Bitcoin Core developer Peter Todd has delivered a frank appraisal of the Lightning Network, suggesting it is technically insufficient in its current form.
Lightning’s Growing Pains
Writing about his “initial impressions” of Lightning’s testnet implementation on Twitter Monday, Todd questioned aspects including operational resilience and programming language.
“Initial impressions of Lightning on testnet: c-lightning segfaults a lot, and when it’s not crashing payments fail more often than not. Writing it in C – a notoriously dangerous language – doesn’t strike me as a good idea,” he wrote.
Initial impressions of Lightning on testnet: c-lightning segfaults a lot, and when it’s not crashing payments fail more often than not. Writing it in C – a notoriously dangerous language – doesn’t strike me as a good idea.
— Peter Todd (@peterktodd) February 26, 2018
Since its mainnet debut at the start of the year, the Lightning Network has grown rapidly, but cryptocurrency experts and developers remain divided over whether the technology is ready for use at all.
Future Vulnerability Today
The most hotly awaited of the so-called ‘Layer 2’ Bitcoin network improvements, Lightning promises near-zero transaction fees and confirmation times.

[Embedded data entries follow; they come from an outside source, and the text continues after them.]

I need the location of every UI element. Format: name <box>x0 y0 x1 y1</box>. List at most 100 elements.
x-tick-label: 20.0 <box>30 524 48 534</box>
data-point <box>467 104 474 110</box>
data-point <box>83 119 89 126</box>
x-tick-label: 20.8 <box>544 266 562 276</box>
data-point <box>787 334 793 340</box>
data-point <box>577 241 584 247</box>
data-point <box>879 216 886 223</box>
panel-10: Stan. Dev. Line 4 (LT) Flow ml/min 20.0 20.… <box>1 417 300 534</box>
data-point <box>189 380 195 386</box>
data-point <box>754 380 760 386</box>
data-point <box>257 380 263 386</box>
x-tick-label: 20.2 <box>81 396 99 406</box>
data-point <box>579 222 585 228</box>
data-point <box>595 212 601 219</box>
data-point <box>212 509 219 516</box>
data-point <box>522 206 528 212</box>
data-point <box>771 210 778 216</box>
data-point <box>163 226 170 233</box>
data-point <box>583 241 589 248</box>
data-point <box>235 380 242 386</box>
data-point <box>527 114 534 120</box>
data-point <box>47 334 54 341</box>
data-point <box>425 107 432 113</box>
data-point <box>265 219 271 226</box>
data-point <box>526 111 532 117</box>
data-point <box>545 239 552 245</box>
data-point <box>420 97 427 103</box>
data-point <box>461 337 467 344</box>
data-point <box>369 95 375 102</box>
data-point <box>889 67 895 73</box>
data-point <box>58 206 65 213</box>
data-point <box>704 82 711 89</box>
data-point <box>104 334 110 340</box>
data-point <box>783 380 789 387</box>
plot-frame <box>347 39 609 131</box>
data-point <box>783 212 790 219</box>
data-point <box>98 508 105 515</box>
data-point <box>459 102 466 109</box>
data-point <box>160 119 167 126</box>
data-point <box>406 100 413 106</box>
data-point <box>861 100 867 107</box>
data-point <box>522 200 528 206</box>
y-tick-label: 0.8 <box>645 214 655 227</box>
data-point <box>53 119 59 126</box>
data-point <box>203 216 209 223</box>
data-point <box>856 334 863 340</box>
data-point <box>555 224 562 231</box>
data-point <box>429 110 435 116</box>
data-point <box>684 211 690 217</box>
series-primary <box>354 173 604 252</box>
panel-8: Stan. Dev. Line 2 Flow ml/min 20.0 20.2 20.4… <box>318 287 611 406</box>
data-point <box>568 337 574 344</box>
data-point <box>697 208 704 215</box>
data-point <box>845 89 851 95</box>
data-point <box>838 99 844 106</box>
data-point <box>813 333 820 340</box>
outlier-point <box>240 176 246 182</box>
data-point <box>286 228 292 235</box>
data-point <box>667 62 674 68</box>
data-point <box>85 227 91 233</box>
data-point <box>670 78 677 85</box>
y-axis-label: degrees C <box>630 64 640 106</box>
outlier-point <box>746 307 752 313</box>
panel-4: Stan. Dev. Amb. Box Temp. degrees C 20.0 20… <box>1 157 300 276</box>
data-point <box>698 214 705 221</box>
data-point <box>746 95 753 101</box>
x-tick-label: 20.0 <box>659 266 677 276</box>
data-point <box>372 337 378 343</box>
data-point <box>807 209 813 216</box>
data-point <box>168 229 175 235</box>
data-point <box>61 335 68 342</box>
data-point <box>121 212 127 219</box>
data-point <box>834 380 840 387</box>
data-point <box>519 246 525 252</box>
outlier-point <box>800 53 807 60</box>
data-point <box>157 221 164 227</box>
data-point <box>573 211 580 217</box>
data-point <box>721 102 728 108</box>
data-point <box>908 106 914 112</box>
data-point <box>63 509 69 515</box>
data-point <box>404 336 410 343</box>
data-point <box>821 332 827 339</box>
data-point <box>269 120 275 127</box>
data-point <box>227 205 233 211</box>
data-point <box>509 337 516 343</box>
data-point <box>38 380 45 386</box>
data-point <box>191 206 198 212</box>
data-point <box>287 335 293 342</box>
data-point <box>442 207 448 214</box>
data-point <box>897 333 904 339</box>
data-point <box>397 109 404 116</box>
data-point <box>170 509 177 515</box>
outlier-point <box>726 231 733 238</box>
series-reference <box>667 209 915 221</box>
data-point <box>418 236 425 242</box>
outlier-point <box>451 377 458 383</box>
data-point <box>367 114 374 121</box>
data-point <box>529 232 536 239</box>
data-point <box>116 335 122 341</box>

This month, Microsoft threw its weight behind the project, pledging support for it as an off-chain Bitcoin scaling solution while pouring cold water over on-chain solutions such as block size increases.
On a technical level, however, the experimental state of Lightning remains evident. Figures including Bitcoin.org creator Cobra preceded Todd in voicing doubts about a consumer rollout given the untested nature of many of its features. The result, both say, could be lost funds.
“As for the Lightning protocol, I’m willing to predict it’ll prove to be vulnerable to DoS attacks in it’s (sic) current incarnation, both at the P2P and blockchain level,” Todd meanwhile predicted.
“While bad politics, focusing on centralized hub-and-spoke payment channels first would have been much simpler.”
Lightning has also faced caution from Andreas Antonopoulos, who despite championing its technological promise saw regulatory woes forcing major cryptocurrency exchanges to avoid offering it.
This week meanwhile also saw Bitcoin Core release version 0.16.0, a major milestone incorporating full support for SegWit scaling improvements, itself a useful foundation for allowing Layer 2 solutions to spread.